5 Responses to requi(t)em

  1. John

    Michele, as far as the lizard goes, you’ve done nothing wrong. Throwing it in the garbage to be buried in a landfill, never to decompose, would have been much worse than leaving the tasty little treat out for a raccoon to eat. Think about it, by doing nothing, you’ve helped another animal find a meal and survive another day. Remember, raccoons like to rinse thier food in water before eating, which explains the unlikely location of the lizard. By doing nothing you do so much for those creatures around you, remember that the next time vultures pick at your eyes…

  2. kati

    … So is one of your cats named fuck-face?

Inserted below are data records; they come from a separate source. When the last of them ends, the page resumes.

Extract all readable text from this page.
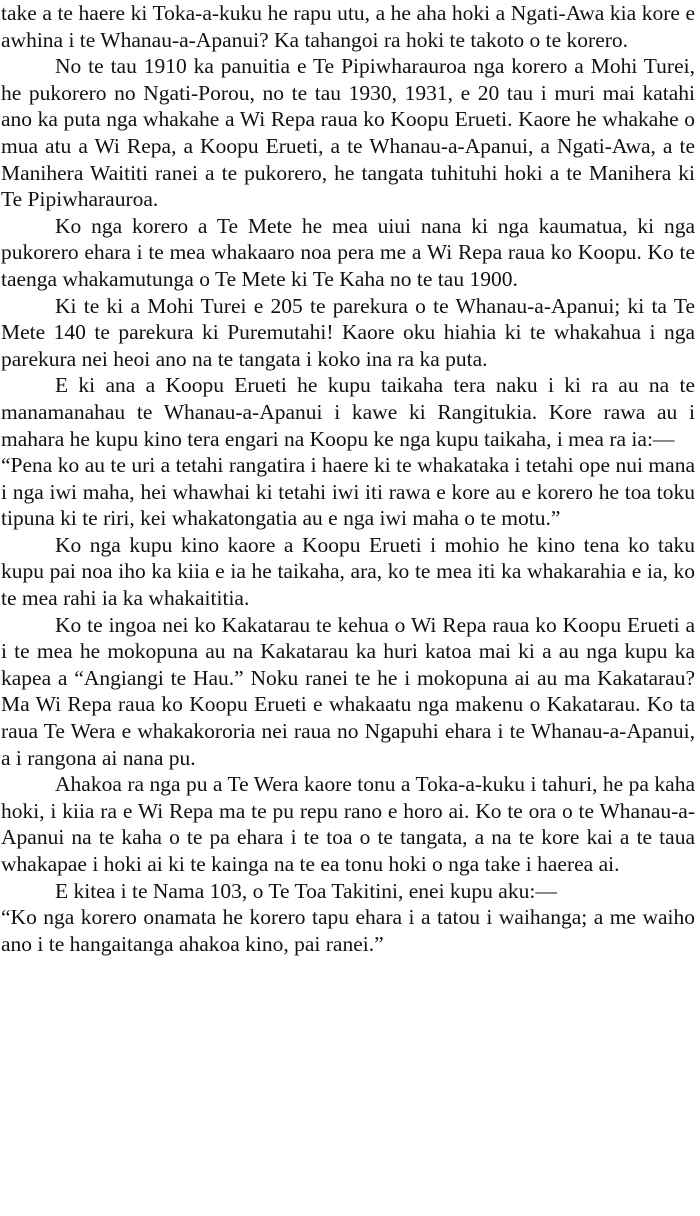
take a te haere ki Toka-a-kuku he rapu utu, a he aha hoki a Ngati-Awa kia kore e awhina i te Whanau-a-Apanui? Ka tahangoi ra hoki te takoto o te korero.

No te tau 1910 ka panuitia e Te Pipiwharauroa nga korero a Mohi Turei, he pukorero no Ngati-Porou, no te tau 1930, 1931, e 20 tau i muri mai katahi ano ka puta nga whakahe a Wi Repa raua ko Koopu Erueti. Kaore he whakahe o mua atu a Wi Repa, a Koopu Erueti, a te Whanau-a-Apanui, a Ngati-Awa, a te Manihera Waititi ranei a te pukorero, he tangata tuhituhi hoki a te Manihera ki Te Pipiwharauroa.

Ko nga korero a Te Mete he mea uiui nana ki nga kaumatua, ki nga pukorero ehara i te mea whakaaro noa pera me a Wi Repa raua ko Koopu. Ko te taenga whakamutunga o Te Mete ki Te Kaha no te tau 1900.

Ki te ki a Mohi Turei e 205 te parekura o te Whanau-a-Apanui; ki ta Te Mete 140 te parekura ki Puremutahi! Kaore oku hiahia ki te whakahua i nga parekura nei heoi ano na te tangata i koko ina ra ka puta.

E ki ana a Koopu Erueti he kupu taikaha tera naku i ki ra au na te manamanahau te Whanau-a-Apanui i kawe ki Rangitukia. Kore rawa au i mahara he kupu kino tera engari na Koopu ke nga kupu taikaha, i mea ra ia:—

“Pena ko au te uri a tetahi rangatira i haere ki te whakataka i tetahi ope nui mana i nga iwi maha, hei whawhai ki tetahi iwi iti rawa e kore au e korero he toa toku tipuna ki te riri, kei whakatongatia au e nga iwi maha o te motu.”

Ko nga kupu kino kaore a Koopu Erueti i mohio he kino tena ko taku kupu pai noa iho ka kiia e ia he taikaha, ara, ko te mea iti ka whakarahia e ia, ko te mea rahi ia ka whakaititia.

Ko te ingoa nei ko Kakatarau te kehua o Wi Repa raua ko Koopu Erueti a i te mea he mokopuna au na Kakatarau ka huri katoa mai ki a au nga kupu ka kapea a “Angiangi te Hau.” Noku ranei te he i mokopuna ai au ma Kakatarau? Ma Wi Repa raua ko Koopu Erueti e whakaatu nga makenu o Kakatarau. Ko ta raua Te Wera e whakakororia nei raua no Ngapuhi ehara i te Whanau-a-Apanui, a i rangona ai nana pu.

Ahakoa ra nga pu a Te Wera kaore tonu a Toka-a-kuku i tahuri, he pa kaha hoki, i kiia ra e Wi Repa ma te pu repu rano e horo ai. Ko te ora o te Whanau-a-Apanui na te kaha o te pa ehara i te toa o te tangata, a na te kore kai a te taua whakapae i hoki ai ki te kainga na te ea tonu hoki o nga take i haerea ai.

E kitea i te Nama 103, o Te Toa Takitini, enei kupu aku:—

“Ko nga korero onamata he korero tapu ehara i a tatou i waihanga; a me waiho ano i te hangaitanga ahakoa kino, pai ranei.”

    It sounded at bit like you were hand-feeding kitty treats to a raccoon, which I must point out puts you at a heightened risk for Rabies.

    Then I thought, maybe fuck-face is the cat. (I had experienced similar confusion with your previous ‘coon story in which a cat called Fats Waller, I believe, was mentioned).

  3. michele

    fuck-face is a cat. his name is fuk-o. well, actually it’s garfunkel. his brother’s name is simon. well except for how it’s sammy now because we already had another simeon living here. and fuk-o, i just call fuck-face because he is so cute. and also such a pissing fucker.